Simply put, the case could depend on whether a trial judge had authority this spring to order $677 million in new state education spending. If not, it’s unlikely any judge could order hundreds of millions — even billions — in additional future funding.
The state Supreme Court agreed on Oct. 20 to review the case again. That decision came just 11 months after the high court’s last major ruling.
The November 2022 decision produced a party-line split. The court’s 4-3 Democratic majority paved the way for the trial judge’s remedial order, including its $677 million spending mandate.
But voters replaced two Democratic justices just days after that decision. Now Republicans hold a 5-2 state Supreme Court majority.
The court’s ongoing partisan divide even extends to the case’s name. Democrats label last November’s decision “Leandro IV,” citing the original lead plaintiff in a 1994 lawsuit. In contrast, Republicans call the 11-month-old ruling “Hoke County III.” They emphasize the case’s ties to the lone trial conducted during the 29-year dispute. That trial addressed school funding issues in a single county.
The Oct. 20 order explained that the Supreme Court granted Republican legislators’ request for a new review “solely on the question of whether the trial court lacked subject matter jurisdiction to enter its order.”
For dissenting Democrats, that issue already has been resolved. Justice Anita Earls rejected lawmakers’ request as “substantively hollow and procedurally improper.”
“This Court resolved the question of subject-matter jurisdiction in Leandro IV,” Earls wrote. “Legislative-Intervenors raised the same arguments they do in their bypass petition: That the trial court lacked jurisdiction to remedy constitutional deficiencies in public education. We examined that claim and ‘unequivocally rejected’ it.”
Earls targeted lawmakers’ arguments that the case should be limited to Hoke County schools.

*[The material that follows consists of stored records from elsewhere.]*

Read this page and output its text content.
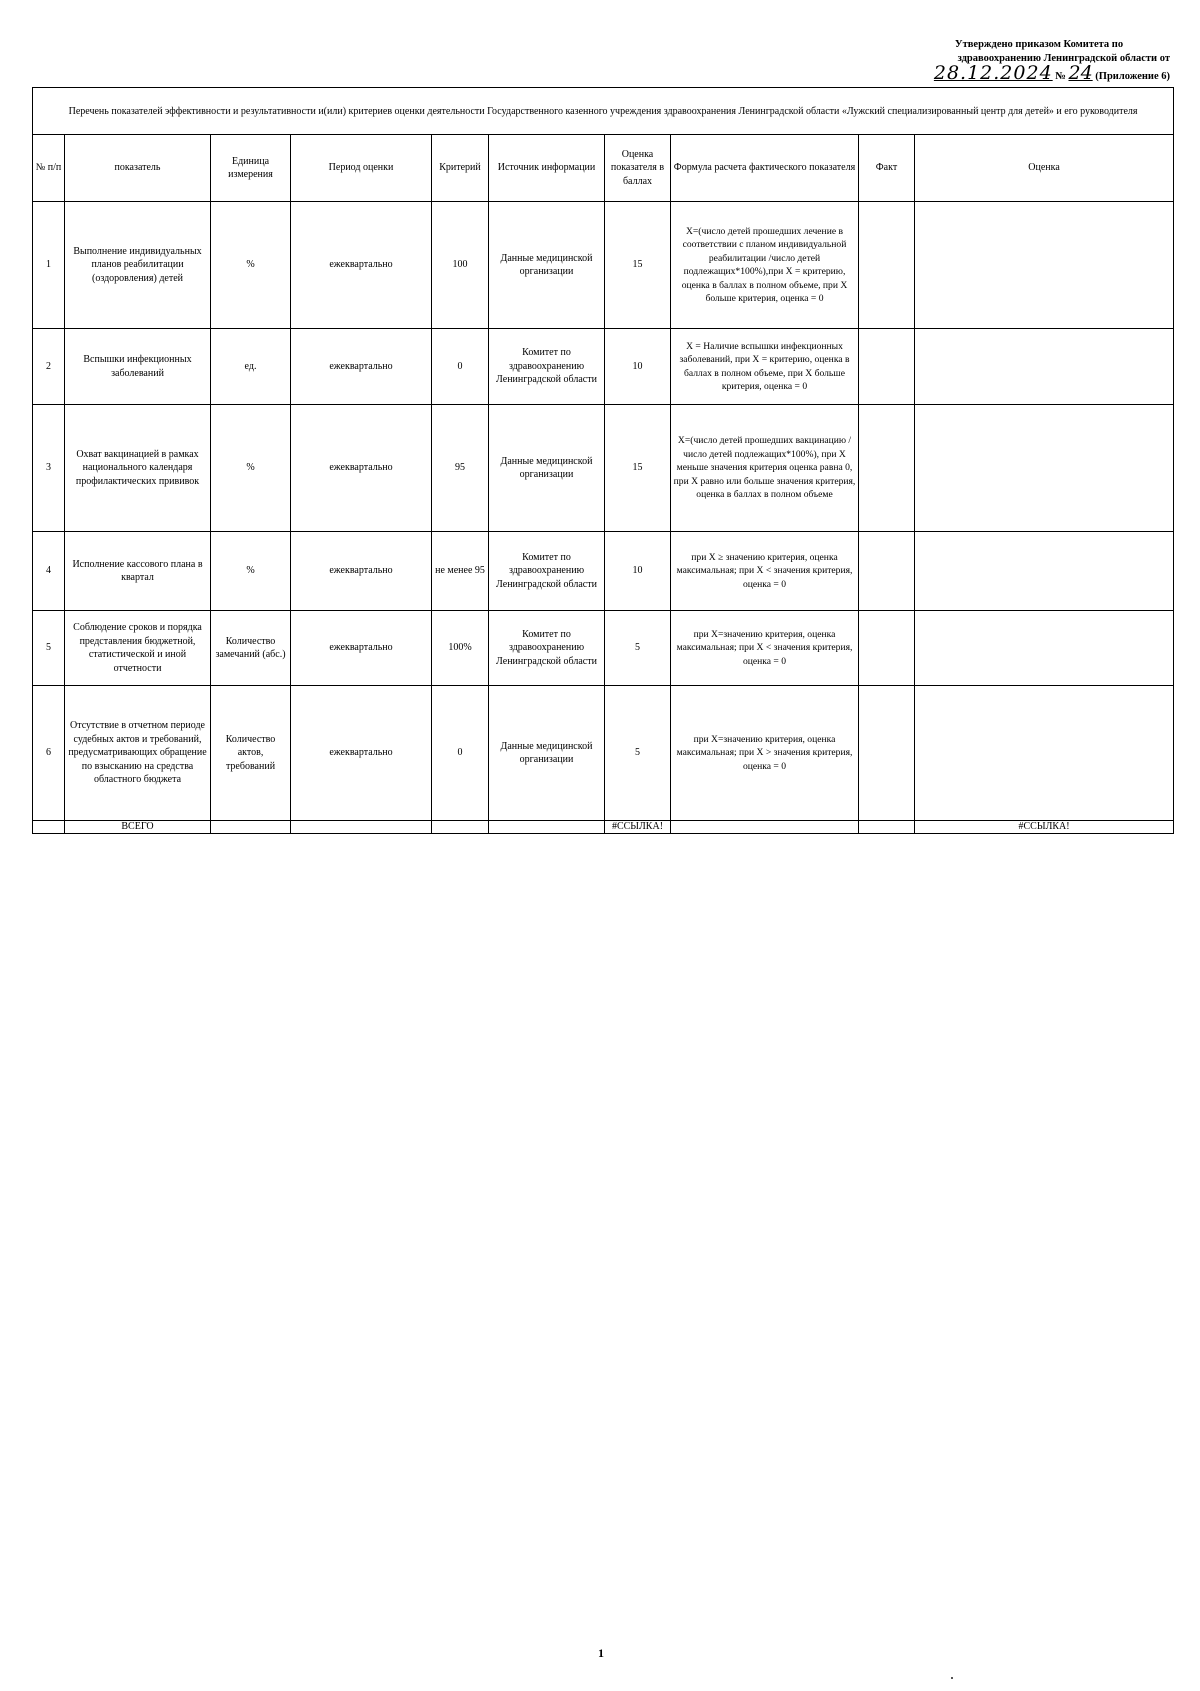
Утверждено приказом Комитета по
здравоохранению Ленинградской области от
28.12.2024 № 24 (Приложение 6)
Перечень показателей эффективности и результативности и(или) критериев оценки деятельности Государственного казенного учреждения здравоохранения Ленинградской области «Лужский специализированный центр для детей» и его руководителя									
№ п/п	показатель	Единица измерения	Период оценки	Критерий	Источник информации	Оценка показателя в баллах	Формула расчета фактического показателя	Факт	Оценка
1	Выполнение индивидуальных планов реабилитации (оздоровления) детей	%	ежеквартально	100	Данные медицинской организации	15	Х=(число детей прошедших лечение в соответствии с планом индивидуальной реабилитации /число детей подлежащих*100%),при Х = критерию, оценка в баллах в полном объеме, при Х больше критерия, оценка = 0		
2	Вспышки инфекционных заболеваний	ед.	ежеквартально	0	Комитет по здравоохранению Ленинградской области	10	Х = Наличие вспышки инфекционных заболеваний, при Х = критерию, оценка в баллах в полном объеме, при Х больше критерия, оценка = 0		
3	Охват вакцинацией в рамках национального календаря профилактических прививок	%	ежеквартально	95	Данные медицинской организации	15	Х=(число детей прошедших вакцинацию /число детей подлежащих*100%), при Х меньше значения критерия оценка равна 0, при Х равно или больше значения критерия, оценка в баллах в полном объеме		
4	Исполнение кассового плана в квартал	%	ежеквартально	не менее 95	Комитет по здравоохранению Ленинградской области	10	при Х ≥ значению критерия, оценка максимальная; при Х < значения критерия, оценка = 0		
5	Соблюдение сроков и порядка представления бюджетной, статистической и иной отчетности	Количество замечаний (абс.)	ежеквартально	100%	Комитет по здравоохранению Ленинградской области	5	при Х=значению критерия, оценка максимальная; при Х < значения критерия, оценка = 0		
6	Отсутствие в отчетном периоде судебных актов и требований, предусматривающих обращение по взысканию на средства областного бюджета	Количество актов, требований	ежеквартально	0	Данные медицинской организации	5	при Х=значению критерия, оценка максимальная; при Х > значения критерия, оценка = 0		
	ВСЕГО					#ССЫЛКА!			#ССЫЛКА!
1
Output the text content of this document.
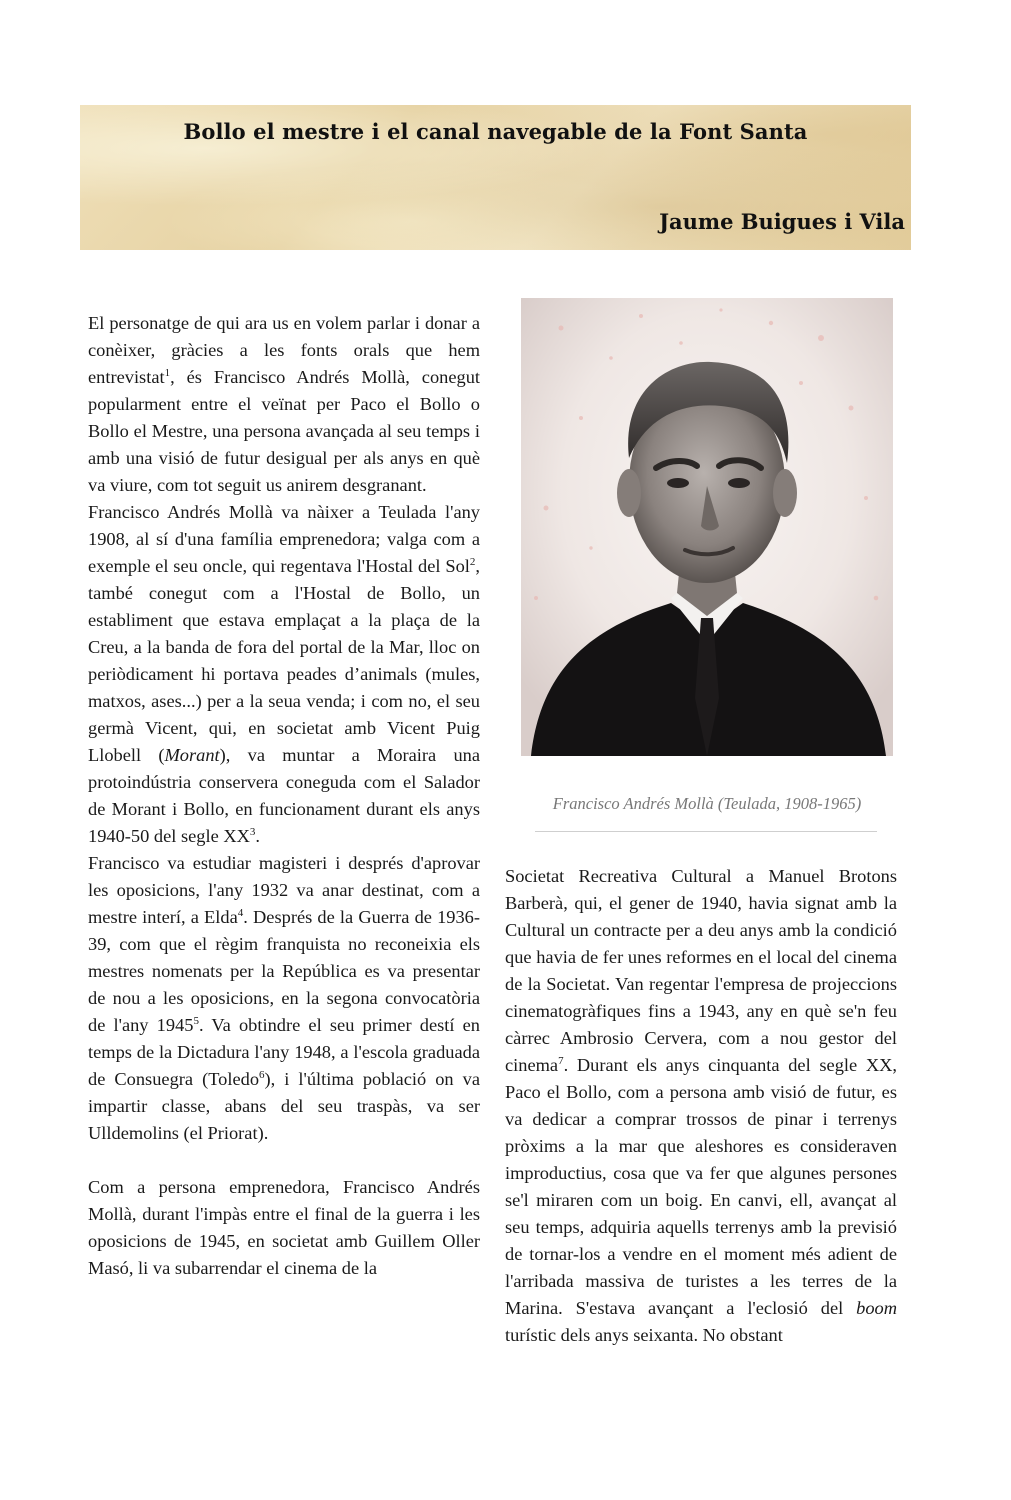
Bollo el mestre i el canal navegable de la Font Santa
Jaume Buigues i Vila

El personatge de qui ara us en volem parlar i donar a conèixer, gràcies a les fonts orals que hem entrevistat$^1$, és Francisco Andrés Mollà, conegut popularment entre el veïnat per Paco el Bollo o Bollo el Mestre, una persona avançada al seu temps i amb una visió de futur desigual per als anys en què va viure, com tot seguit us anirem desgranant.

Francisco Andrés Mollà va nàixer a Teulada l'any 1908, al sí d'una família emprenedora; valga com a exemple el seu oncle, qui regentava l'Hostal del Sol$^2$, també conegut com a l'Hostal de Bollo, un establiment que estava emplaçat a la plaça de la Creu, a la banda de fora del portal de la Mar, lloc on periòdicament hi portava peades d’animals (mules, matxos, ases...) per a la seua venda; i com no, el seu germà Vicent, qui, en societat amb Vicent Puig Llobell (Morant), va muntar a Moraira una protoindústria conservera coneguda com el Salador de Morant i Bollo, en funcionament durant els anys 1940-50 del segle $XX^3$.

Francisco va estudiar magisteri i després d'aprovar les oposicions, l'any 1932 va anar destinat, com a mestre interí, a Elda$^4$. Després de la Guerra de 1936-39, com que el règim franquista no reconeixia els mestres nomenats per la República es va presentar de nou a les oposicions, en la segona convocatòria de l'any 1945$^5$. Va obtindre el seu primer destí en temps de la Dictadura l'any 1948, a l'escola graduada de Consuegra (Toledo$^6$), i l'última població on va impartir classe, abans del seu traspàs, va ser Ulldemolins (el Priorat).

Com a persona emprenedora, Francisco Andrés Mollà, durant l'impàs entre el final de la guerra i les oposicions de 1945, en societat amb Guillem Oller Masó, li va subarrendar el cinema de la

Francisco Andrés Mollà (Teulada, 1908-1965)

Societat Recreativa Cultural a Manuel Brotons Barberà, qui, el gener de 1940, havia signat amb la Cultural un contracte per a deu anys amb la condició que havia de fer unes reformes en el local del cinema de la Societat. Van regentar l'empresa de projeccions cinematogràfiques fins a 1943, any en què se'n feu càrrec Ambrosio Cervera, com a nou gestor del cinema$^7$. Durant els anys cinquanta del segle XX, Paco el Bollo, com a persona amb visió de futur, es va dedicar a comprar trossos de pinar i terrenys pròxims a la mar que aleshores es consideraven improductius, cosa que va fer que algunes persones se'l miraren com un boig. En canvi, ell, avançat al seu temps, adquiria aquells terrenys amb la previsió de tornar-los a vendre en el moment més adient de l'arribada massiva de turistes a les terres de la Marina. S'estava avançant a l'eclosió del boom turístic dels anys seixanta. No obstant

“Since the trial court found a statewide constitutional violation, … it had subject-matter jurisdiction to order a statewide remedy,” she wrote. “But the Legisative-Intervenors ignored the trial court’s sound analysis and solid conclusion. They instead argued before us — as they do now in their petition — that ‘there has never been a finding’ of a constitutional violation ‘beyond Hoke County.’ We rebuffed that argument. And we went further, decrying it as ‘a fundamental misunderstanding of the history of this case and the State’s constitutional obligations.’”
“If parties can reopen a case by casting their disagreement in the language of ‘jurisdiction,’ then our courts will be nothing but revolving doors and our decisions nothing but paper tigers,” Earls wrote. “This case shows the danger of that approach.”
Three Republicans — led by Justice Phil Berger Jr. — responded to Earls’ complaint.
“The premise of the dissent is that this Court already ‘resolved the question of subject-matter jurisdiction in [Hoke County III].’ The dissent is wrong,” Berger wrote.
Berger noted that only a handful of the state’s 115 school districts have taken part in the dispute.
“If public school students or local school boards who are not parties to this case believe the remedial order does not sufficiently address the educational failure in their districts, are they bound by the remedial order?” Berger wrote. “If so, how were their rights adjudicated without their presence in the suit — an elementary principle of jurisdictional law?”
Berger added that Earls and the previous Supreme Court majority “rushed to complete its earlier opinion in this incredibly complex, novel case (one that has spanned decades) so that it could be released in November of last year. The failure to resolve these jurisdictional questions is not the first oversight from this Court’s rush to judgment in Hoke County III.”
“My dissenting colleague laments that subject matter is now being addressed because it will cause various harms to judicial integrity and ‘snuff out legal finality,’” Berger said of Earls. “Once again, we endure ad nauseum these fanciful protestations. But it is black letter law that courts cannot ignore potential defects in subject matter jurisdiction.”
Berger predicted “tremendous chaos” if jurisdictional issues remain unresolved.
“In its rush to publish an opinion in the prior matter, the majority declined to address fundamental subject matter jurisdiction questions,” Berger concluded. “To be sure, these issues were raised, but the majority chose to ignore the bedrock legal principle that courts must examine jurisdiction to act. Even legal neophytes understand that subject matter jurisdiction can never be waived and can be raised at any time.”
Now Berger, Earls, and their colleagues have another chance to address “fundamental” issues. Whether it’s Hoke County IV or Leandro V, the next chapter could help resolve a three-decade-old legal story.
Mitch Kokai is senior political analyst for the John Locke Foundation.